Mi permetto solo due osservazioni: la prima è che sicuramente vi sono degli ortopedici disponibili, così come ci sono dei medici legali disponibili; bisogna andare a cercarli fra quelli che sono in pensione dall'attività attiva di dipendenti dell'USL o di specialisti ambulatoriali, ma in Valle d'Aosta ve ne sono, alcuni hanno anche rivestito importanti incarichi primariali nella struttura pubblica, quindi sono all'altezza per svolgere questi compiti.
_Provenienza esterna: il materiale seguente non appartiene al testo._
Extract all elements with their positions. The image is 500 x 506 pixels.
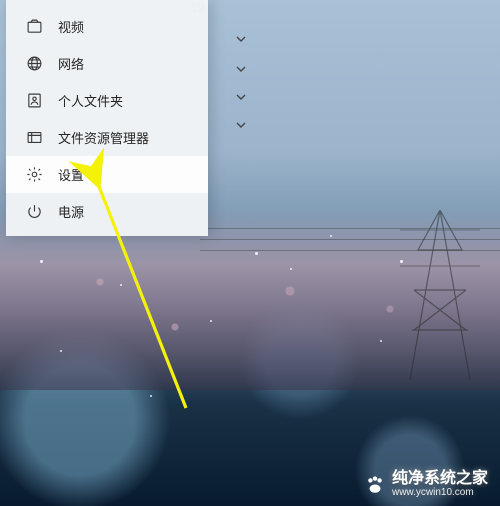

Spero che l'Assessore faccia ancora un tentativo per aumentare il numero delle Commissioni, sfruttando la disponibilità e ricercandola con pazienza e determinazione. La seconda cosa è al margine di tale interpellanza, ma è importante riconoscere che queste 90 persone che più o meno all'anno fanno domanda per essere avviati a tale lavoro oggi si trovano di fronte a un muro successivo: quello che gli enti pubblici, in particolare l'Amministrazione regionale, si attengono fin troppo scrupolosamente ai limiti per le assunzioni. Credo che una riflessione sul fatto che gli enti pubblici diano una mano affinché vi sia un avviamento almeno parziale di questi lavoratori... perché, se ci si attiene ai limiti minimi che sono stati dati recentemente dalle leggi nazionali, qui in Regione di invalidi non ne assumiamo più per altri 15 anni.